In chapter 6 the book stated that Interviews are the most popular measure of collecting data with regards to qualitative research. The most common interview approach is semi-structured in which the interviewer formulates an interview guide prior to interviewing a participant. Thinking through the questions wording carefully in advance allows the researchers to consider if the questions are complete or if it is bias or leading .
The interviewer may also follow the the flow of the interview and formulate questions based on the flow of the conversation. Interviewers can formulate more questions from some of the answers a participate gives from other questions. An Interviewer can also reword questions if a participant doesn’t fully understand the initial question or ask additional follow up questions.
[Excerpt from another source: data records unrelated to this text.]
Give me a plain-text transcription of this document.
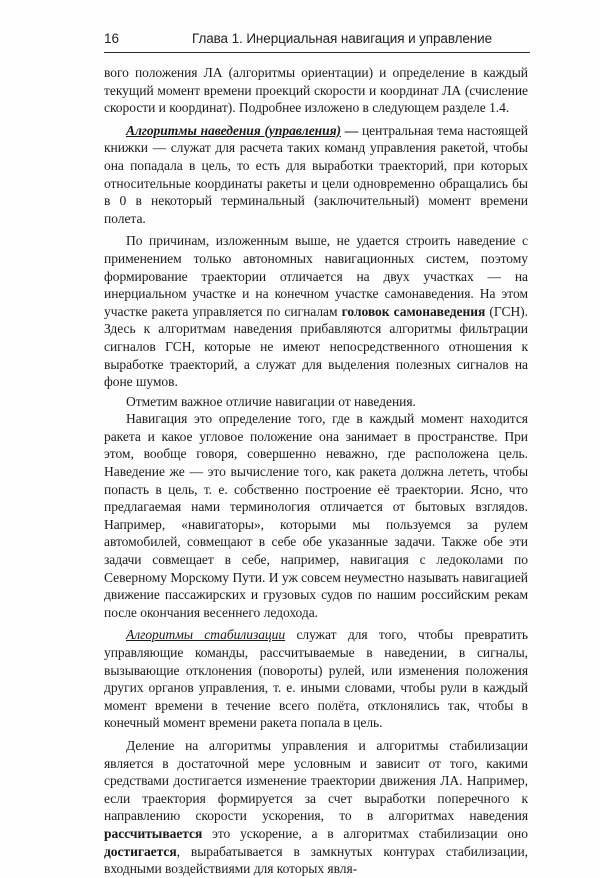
16	Глава 1. Инерциальная навигация и управление

вого положения ЛА (алгоритмы ориентации) и определение в каждый текущий момент времени проекций скорости и координат ЛА (счисление скорости и координат). Подробнее изложено в следующем разделе 1.4.

Алгоритмы наведения (управления) — центральная тема настоящей книжки — служат для расчета таких команд управления ракетой, чтобы она попадала в цель, то есть для выработки траекторий, при которых относительные координаты ракеты и цели одновременно обращались бы в 0 в некоторый терминальный (заключительный) момент времени полета.

По причинам, изложенным выше, не удается строить наведение с применением только автономных навигационных систем, поэтому формирование траектории отличается на двух участках — на инерциальном участке и на конечном участке самонаведения. На этом участке ракета управляется по сигналам головок самонаведения (ГСН). Здесь к алгоритмам наведения прибавляются алгоритмы фильтрации сигналов ГСН, которые не имеют непосредственного отношения к выработке траекторий, а служат для выделения полезных сигналов на фоне шумов.

Отметим важное отличие навигации от наведения.

Навигация это определение того, где в каждый момент находится ракета и какое угловое положение она занимает в пространстве. При этом, вообще говоря, совершенно неважно, где расположена цель. Наведение же — это вычисление того, как ракета должна лететь, чтобы попасть в цель, т. е. собственно построение её траектории. Ясно, что предлагаемая нами терминология отличается от бытовых взглядов. Например, «навигаторы», которыми мы пользуемся за рулем автомобилей, совмещают в себе обе указанные задачи. Также обе эти задачи совмещает в себе, например, навигация с ледоколами по Северному Морскому Пути. И уж совсем неуместно называть навигацией движение пассажирских и грузовых судов по нашим российским рекам после окончания весеннего ледохода.

Алгоритмы стабилизации служат для того, чтобы превратить управляющие команды, рассчитываемые в наведении, в сигналы, вызывающие отклонения (повороты) рулей, или изменения положения других органов управления, т. е. иными словами, чтобы рули в каждый момент времени в течение всего полёта, отклонялись так, чтобы в конечный момент времени ракета попала в цель.

Деление на алгоритмы управления и алгоритмы стабилизации является в достаточной мере условным и зависит от того, какими средствами достигается изменение траектории движения ЛА. Например, если траектория формируется за счет выработки поперечного к направлению скорости ускорения, то в алгоритмах наведения рассчитывается это ускорение, а в алгоритмах стабилизации оно достигается, вырабатывается в замкнутых контурах стабилизации, входными воздействиями для которых явля-
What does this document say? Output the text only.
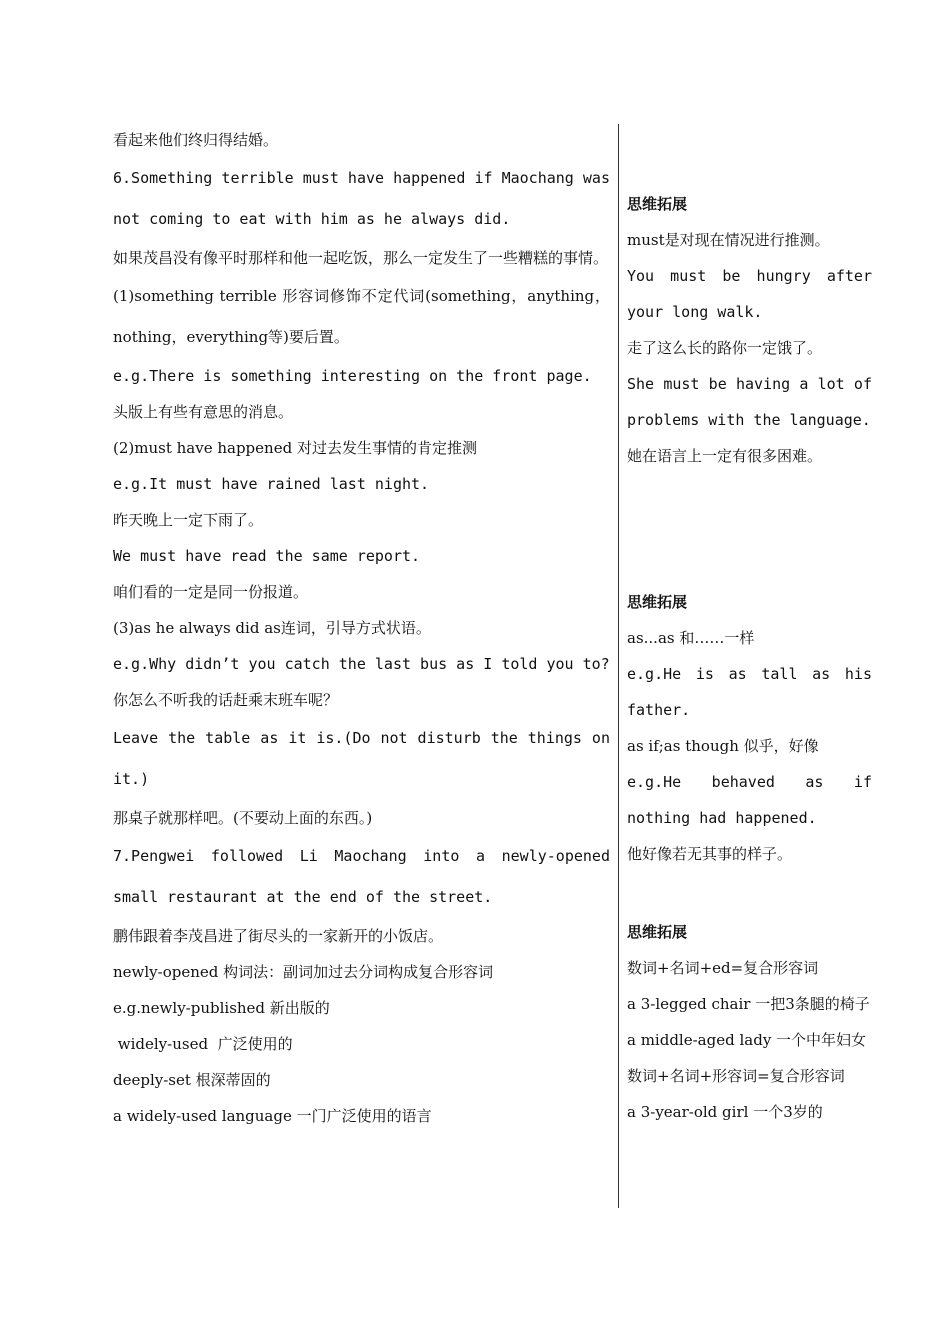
看起来他们终归得结婚。

6.Something terrible must have happened if Maochang was not coming to eat with him as he always did.

如果茂昌没有像平时那样和他一起吃饭，那么一定发生了一些糟糕的事情。

(1)something terrible 形容词修饰不定代词(something，anything，nothing，everything等)要后置。

e.g.There is something interesting on the front page.

头版上有些有意思的消息。

(2)must have happened 对过去发生事情的肯定推测

e.g.It must have rained last night.

昨天晚上一定下雨了。

We must have read the same report.

咱们看的一定是同一份报道。

(3)as he always did as连词，引导方式状语。

e.g.Why didn’t you catch the last bus as I told you to?

你怎么不听我的话赶乘末班车呢？

Leave the table as it is.(Do not disturb the things on it.)

那桌子就那样吧。(不要动上面的东西。)

7.Pengwei followed Li Maochang into a newly-opened small restaurant at the end of the street.

鹏伟跟着李茂昌进了街尽头的一家新开的小饭店。

newly-opened 构词法：副词加过去分词构成复合形容词

e.g.newly-published 新出版的

widely-used  广泛使用的

deeply-set 根深蒂固的

a widely-used language 一门广泛使用的语言

思维拓展

must是对现在情况进行推测。

You must be hungry after your long walk.

走了这么长的路你一定饿了。

She must be having a lot of problems with the language.

她在语言上一定有很多困难。

思维拓展

as...as 和……一样

e.g.He is as tall as his father.

as if;as though 似乎，好像

e.g.He behaved as if nothing had happened.

他好像若无其事的样子。

思维拓展

数词+名词+ed=复合形容词

a 3-legged chair 一把3条腿的椅子

a middle-aged lady 一个中年妇女

数词+名词+形容词=复合形容词

a 3-year-old girl 一个3岁的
Researchers should also do an additional follow up with participates after an initial interview to make sure they accurately interpreted all of the data that was collected and assumptions and conclusions are valid. The researcher also needs make sure measures were validated and random sampling was used to avoid bias.
Daryl,
I completely agree. I think follow up is necessary after an interview. Especially if you get the same answers. Sometimes in an interview, an participant might not fully understand but not want to look confused and will answer the same as the others. I think making sure each participant understands the questions and what their answering fully. Great topic!
Hey Daryl!
Great post and I completely agree. I think another way that the researcher could minimize bias as well would be to have a self reflection period before conducting interviews to try and recognize what biases they may have. This would help to mitigate any biases they might impose on the conversation subconsciously.
Hi Daryl,
Another possible method might be to use contradicting approaches. For each question you are wanting information about, create one question designed for a positively framed response, another for a negative one.
For example, for someone with social anxiety, if you wish to find the point at which the size of a group becomes too large for comfort, you could ask one question directed at increasing a group size until they state an issue with the size, in another, you can start with a large crowd and see how much reduction would it take to be get comfortable.
As an example, would you be comfortable in a group of five people? If so, would another group of five joining you be okay, or would it cross a line? And counter that with, would you be comfortable in a group of 20 people? If not, if five were to leave would you then be able to be comfortable? I know from my personal experience that if I start with a small group, I am more adverse to adding people that when starting with a large group and reducing it. One is a matter of my anxiety increasing, which I am more sensitive to, and the other is reducing my anxiety, which would leave me more comfortable with a larger group. Perspective on either the increase of discomfort or the decrease can lead to very different results. So I would try to find a frame to work within to establish outer boundaries, instead of assuming a minimum or a maximum was an absolute.